As a reminder, here is NRU staff’s proposed response to BPA:

NRU staff is proposing to submit brief comments stating that NRU finds debt repayment to be an acceptable use of the $80 million in transmission reserves available as a result of the RDC, provided that the agency can show that using the money in this way is consistent with Bonneville’s 2018 Financial Plan. The comments would note that, overall, the agency must take a comprehensive approach to financial planning and not make the RDC decision, rates decisions, or any other financial decisions, independently of one another. The comments would also observe the rising debt profile of Transmission, particularly compared to Power.

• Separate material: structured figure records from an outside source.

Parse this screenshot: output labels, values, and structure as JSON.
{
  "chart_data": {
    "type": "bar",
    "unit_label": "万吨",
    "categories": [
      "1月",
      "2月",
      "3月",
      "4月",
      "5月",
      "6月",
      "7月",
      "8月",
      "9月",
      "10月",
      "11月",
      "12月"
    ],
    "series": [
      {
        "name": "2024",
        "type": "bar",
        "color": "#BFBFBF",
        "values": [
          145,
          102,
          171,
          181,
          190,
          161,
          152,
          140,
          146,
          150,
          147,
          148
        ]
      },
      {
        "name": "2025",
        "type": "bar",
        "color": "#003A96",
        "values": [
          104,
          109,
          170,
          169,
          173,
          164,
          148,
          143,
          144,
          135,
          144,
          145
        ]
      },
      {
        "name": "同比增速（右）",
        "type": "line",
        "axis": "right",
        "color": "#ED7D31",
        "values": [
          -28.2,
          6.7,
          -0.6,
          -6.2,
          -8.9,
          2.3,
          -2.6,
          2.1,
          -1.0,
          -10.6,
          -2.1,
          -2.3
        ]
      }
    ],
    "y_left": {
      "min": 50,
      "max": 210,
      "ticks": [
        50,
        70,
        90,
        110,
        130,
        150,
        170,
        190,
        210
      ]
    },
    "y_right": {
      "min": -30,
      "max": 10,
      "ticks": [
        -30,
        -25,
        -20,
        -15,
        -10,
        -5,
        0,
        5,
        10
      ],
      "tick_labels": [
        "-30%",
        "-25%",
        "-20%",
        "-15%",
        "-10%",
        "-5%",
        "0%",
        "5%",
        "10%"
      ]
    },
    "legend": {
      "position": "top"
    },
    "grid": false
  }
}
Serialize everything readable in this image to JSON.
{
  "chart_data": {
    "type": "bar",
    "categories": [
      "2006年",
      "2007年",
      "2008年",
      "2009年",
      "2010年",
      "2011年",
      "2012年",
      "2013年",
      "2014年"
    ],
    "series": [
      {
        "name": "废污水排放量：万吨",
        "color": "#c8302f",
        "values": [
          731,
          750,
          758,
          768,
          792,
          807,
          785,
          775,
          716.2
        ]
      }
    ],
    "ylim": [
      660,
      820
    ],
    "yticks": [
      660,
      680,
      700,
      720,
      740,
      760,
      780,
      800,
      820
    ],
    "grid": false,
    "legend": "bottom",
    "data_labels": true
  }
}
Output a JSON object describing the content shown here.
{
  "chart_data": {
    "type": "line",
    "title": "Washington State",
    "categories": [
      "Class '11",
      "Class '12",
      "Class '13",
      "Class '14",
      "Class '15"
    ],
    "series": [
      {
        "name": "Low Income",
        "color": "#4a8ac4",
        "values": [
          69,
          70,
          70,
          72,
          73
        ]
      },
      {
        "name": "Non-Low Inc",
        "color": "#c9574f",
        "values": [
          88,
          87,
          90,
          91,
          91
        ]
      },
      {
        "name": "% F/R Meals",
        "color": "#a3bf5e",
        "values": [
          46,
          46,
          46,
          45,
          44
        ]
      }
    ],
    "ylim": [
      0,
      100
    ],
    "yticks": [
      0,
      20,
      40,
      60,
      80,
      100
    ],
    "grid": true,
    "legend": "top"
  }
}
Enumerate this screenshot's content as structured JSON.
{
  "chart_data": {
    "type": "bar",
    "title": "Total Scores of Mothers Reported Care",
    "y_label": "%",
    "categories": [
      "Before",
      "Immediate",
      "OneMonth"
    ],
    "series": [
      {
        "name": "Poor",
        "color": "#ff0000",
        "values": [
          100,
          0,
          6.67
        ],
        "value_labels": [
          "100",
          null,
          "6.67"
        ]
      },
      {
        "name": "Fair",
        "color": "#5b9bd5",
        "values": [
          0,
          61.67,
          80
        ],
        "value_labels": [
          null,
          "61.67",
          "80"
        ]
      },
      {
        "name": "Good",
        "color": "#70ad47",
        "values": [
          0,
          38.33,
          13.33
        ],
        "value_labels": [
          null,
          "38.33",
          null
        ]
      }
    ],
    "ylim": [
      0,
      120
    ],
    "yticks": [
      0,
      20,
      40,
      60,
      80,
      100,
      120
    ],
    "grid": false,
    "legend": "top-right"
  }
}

BPA has extended the deadline for comments by two days to Wednesday of next week. Thus, if you haven’t yet shared your thoughts with us, please do so by COB Tuesday, 12/1. We have heard from only a couple of members, all in support of staff’s proposal.


2020 Flexible Spill Results

Last week, Bonneville shared 2020 results of the 2018 Flexible Spill Agreement. This agreement allowed six Columbia River System projects to be operated at up to 125% of total dissolved gas standards with the option to reduce spill at seven of the eight fish passage projects for eight hours per day, and it allowed flexible spill levels sufficient to support surface passage structures post-August 15. The goal of the Flexible Spill Agreement was to allow spill flexibility while holding Bonneville financially neutral as compared to 2018 related costs. Overall, Bonneville did better than neutral; it saw a net benefit of $4.7 million in 2020. The benefit was mostly a result of very high power prices during the post-August 15 spill period. Although the high prices during this time were perhaps an anomaly, spill flexibility did allow BPA to capture some value.

Happy Thanksgiving from all of us at NRU!! We remain thankful for your trust in us as we work on your behalf and sincerely hope all in our circle have a fun and safe Thanksgiving holiday!!!